A BANK accidentally processed a €50,000 cheque as being for €50 – and didn't notice for a year.
But when red-faced bankers finally realised 12 months later that they were missing €49,950, the man who wrote the cheque refused to pay the money.
AIB had to go to the High Court to try to recoup the money from the March 2009 cheque.
The High Court heard that the issue first arose three years ago after Richard Larkin wrote a cheque for €50,000, dated March 9, 2009, drawn on his account with AIB, Oranmore, Galway, and payable to "Keane Solrs".
He gave the cheque for payment to Patrick M Keane & Co and it was presented for payment at the AIB branch at Eyre Square, Galway.

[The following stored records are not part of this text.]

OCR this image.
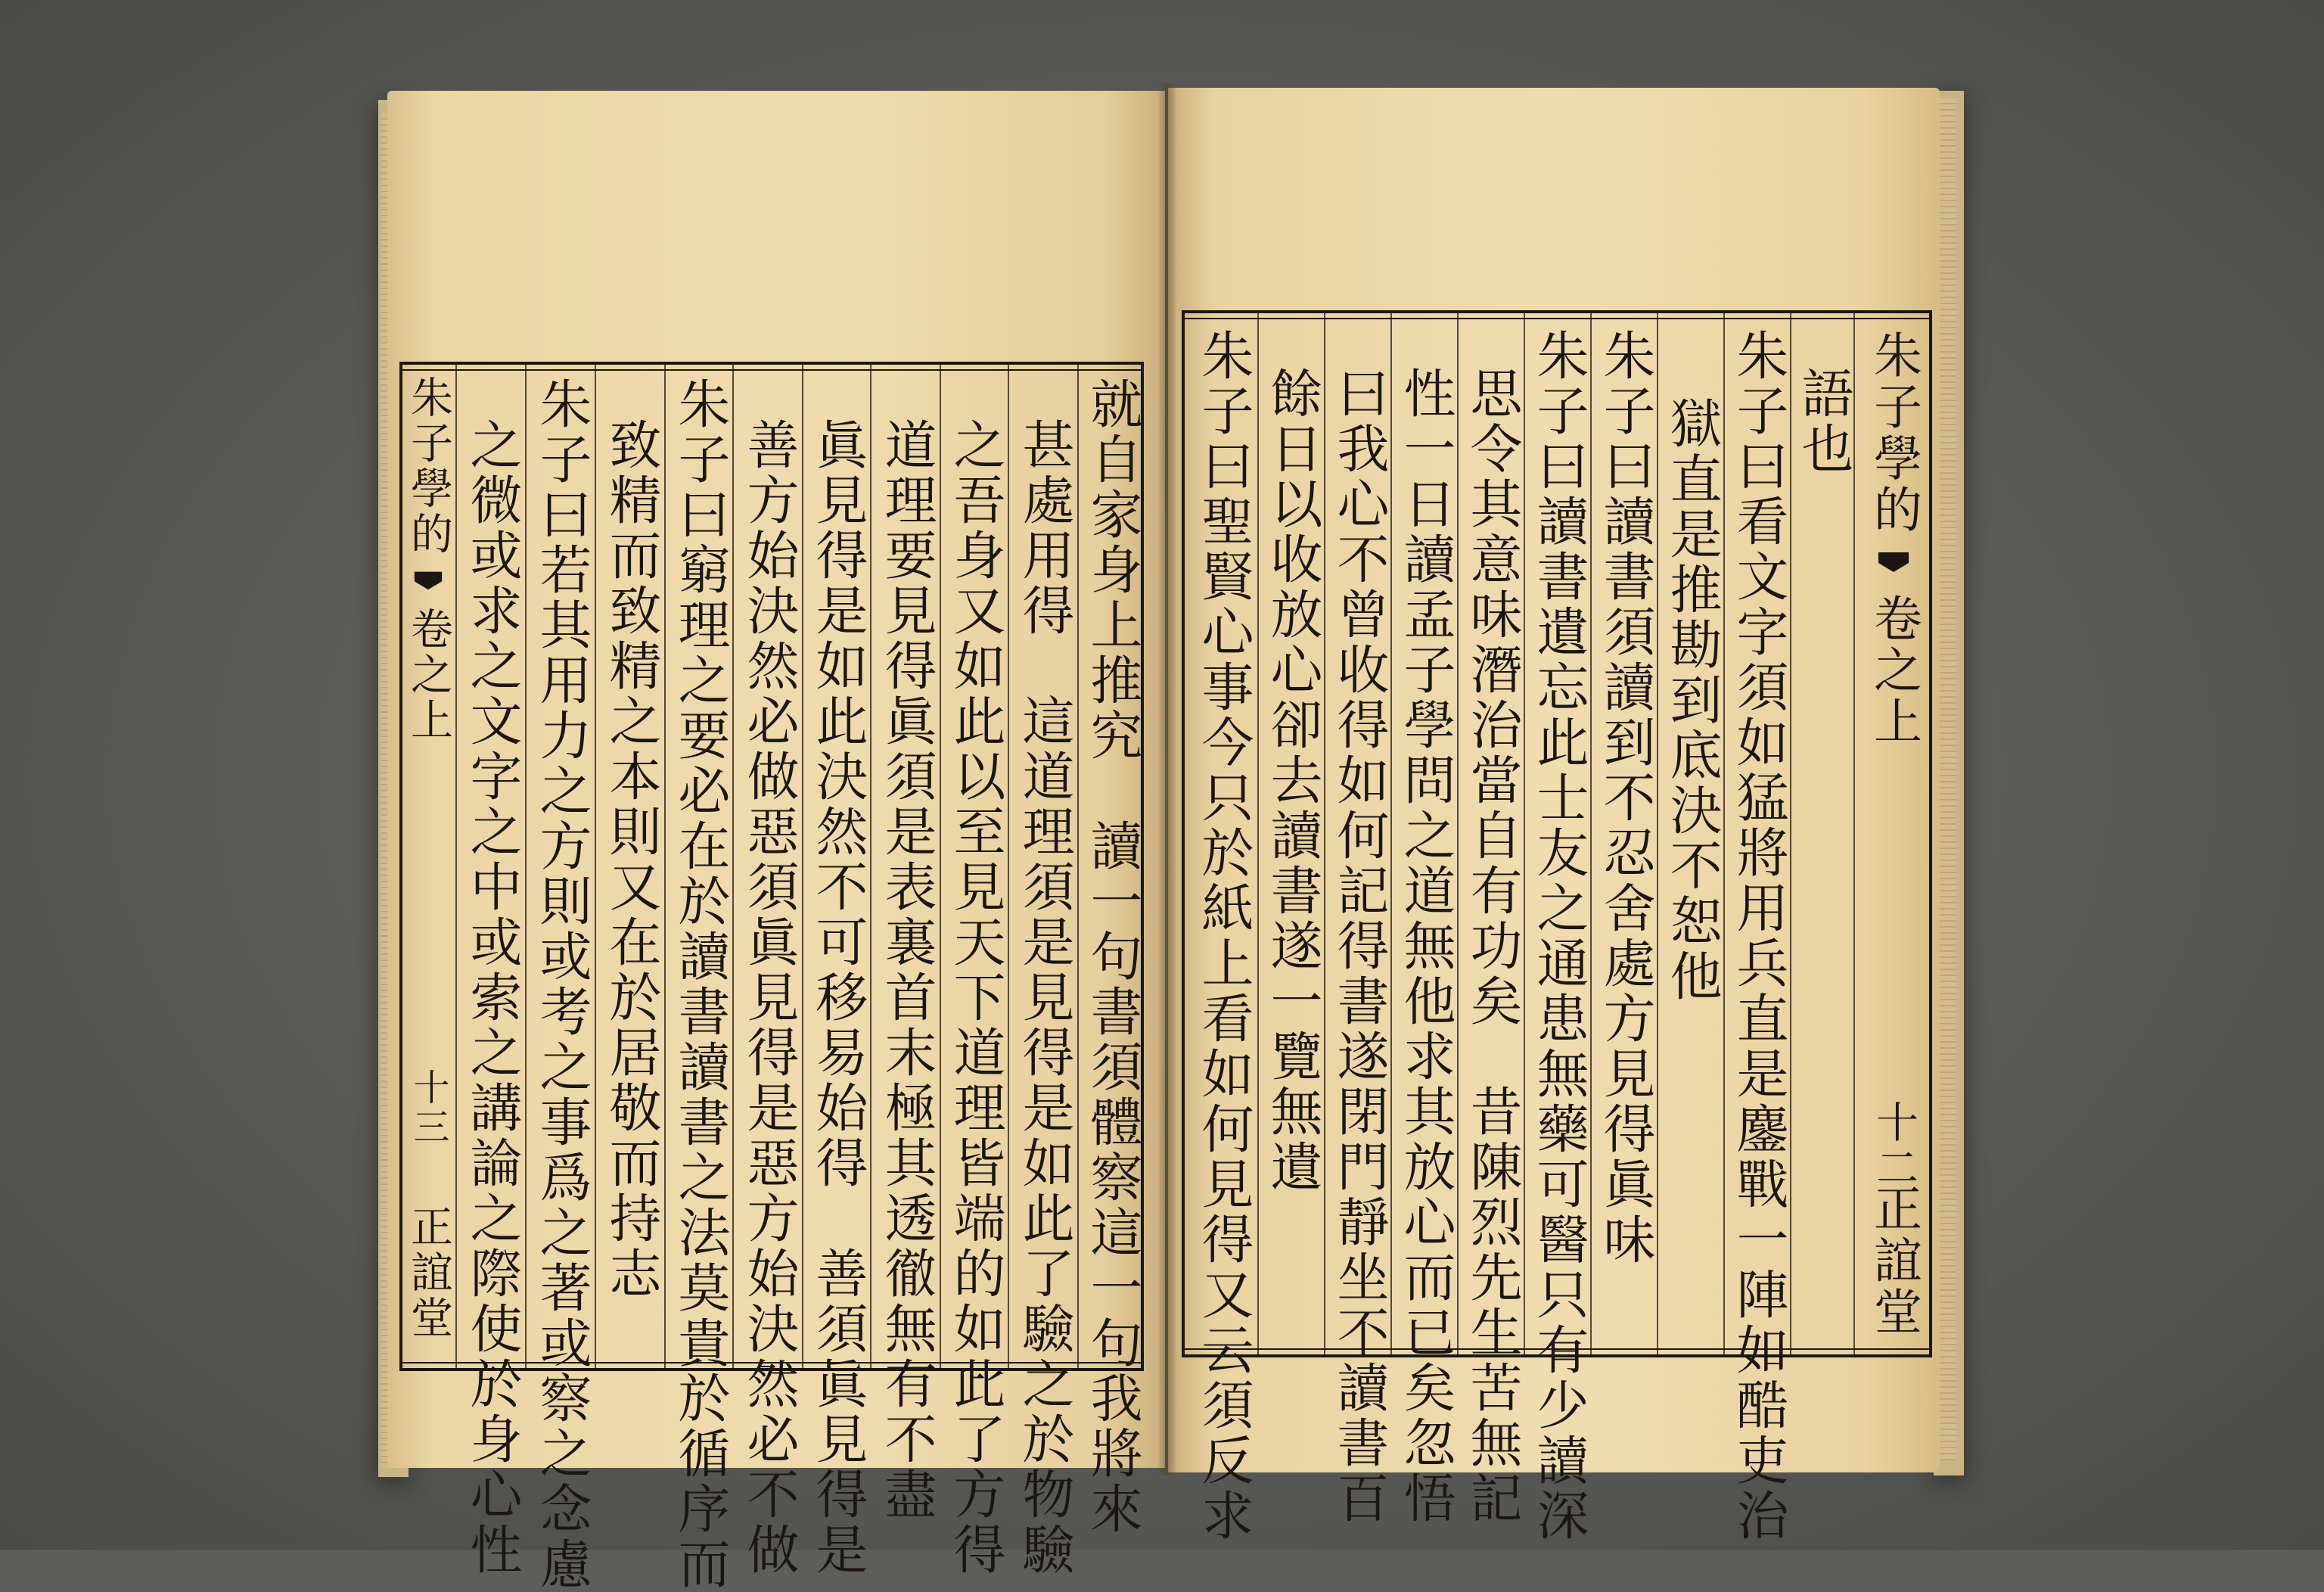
朱子學的
卷之上
十二
正誼堂
語也
朱子曰看文字須如猛將用兵直是鏖戰一陣如酷吏治
獄直是推勘到底決不恕他
朱子曰讀書須讀到不忍舍處方見得眞味
朱子曰讀書遺忘此士友之通患無藥可醫只有少讀深
思令其意味潛治當自有功矣　昔陳烈先生苦無記
性一日讀孟子學問之道無他求其放心而已矣忽悟
曰我心不曾收得如何記得書遂閉門靜坐不讀書百
餘日以收放心卻去讀書遂一覽無遺
朱子曰聖賢心事今只於紙上看如何見得又云須反求
就自家身上推究　讀一句書須體察這一句我將來
甚處用得　這道理須是見得是如此了驗之於物驗
之吾身又如此以至見天下道理皆端的如此了方得
道理要見得眞須是表裏首末極其透徹無有不盡
眞見得是如此決然不可移易始得　善須眞見得是
善方始決然必做惡須眞見得是惡方始決然必不做
朱子曰窮理之要必在於讀書讀書之法莫貴於循序而
致精而致精之本則又在於居敬而持志
朱子曰若其用力之方則或考之事爲之著或察之念慮
之微或求之文字之中或索之講論之際使於身心性
朱子學的
卷之上
十三
正誼堂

However, AIB claimed that due to an "error" by the payee filling out the lodgment docket, which was not noticed by the bank teller, the cheque was processed as one for €50.
The Eyre Square branch passed the cheque on to the Oranmore branch, as paying bank, on the basis it was a €50 cheque. and therefore Mr Larkin's account was debited for €49,950 less than it should have been.
Nine months later, on January 20, 2010, Keane Solicitors went to the bank and told them of the mistake and AIB paid the firm the €49,950 outstanding. AIB then sought payment from Mr Larkin.
Opposing the bank's application, Mr Larkin said when he drew the cheque in March 2009, it authorised AIB to pay out €50,000 in one payment within six months provided there were sufficient funds in his account to cover payment.
He alleged bank staff at AIB Eyre Square and Oranmore negligently and in breach of duty and contract failed to notice the cheque was for €50,000 and the discrepancy was also not noticed by any other collection or clearing mechanism.
Mr Larkin said he had had sufficient funds in his account in March 2009 to pay and, were it not for the alleged negligence of AIB, that sum would have been paid then, clearing his liability to the law firm.
In February 2010, AIB chose to credit the lawyers with €49,950 when that payment, he alleged, did not accord with the mandate he gave the bank when he drew the cheque.
Among various arguments, he contended the Bills of Exchange Act 1882 provides, where a bill is not "duly" presented for payment, the drawer and endorser may be discharged and he should be discharged from liability.
He argued he was not liable to AIB for the €49,950 because, when AIB paid Keane's in March 2010, it knew he had insufficient funds in his account then to meet that payment.
Mr Justice John Hedigan ruled that Mr Larkin had raised no plausible defence. Mr Larkin was in this position probably as a result of a mistake by others but this was not just a court of law, it was also a court of justice, the judge said.
Justice could not be served except by ensuring Mr Larkin met his obligations.
The judge did not accept Mr Larkin had not become aware of the mistake quickly and said he had "no hesitation" finding Mr Larkin liable for the €49,950, plus interest from February 2010 when AIB notified him of the mistake and demanded payment.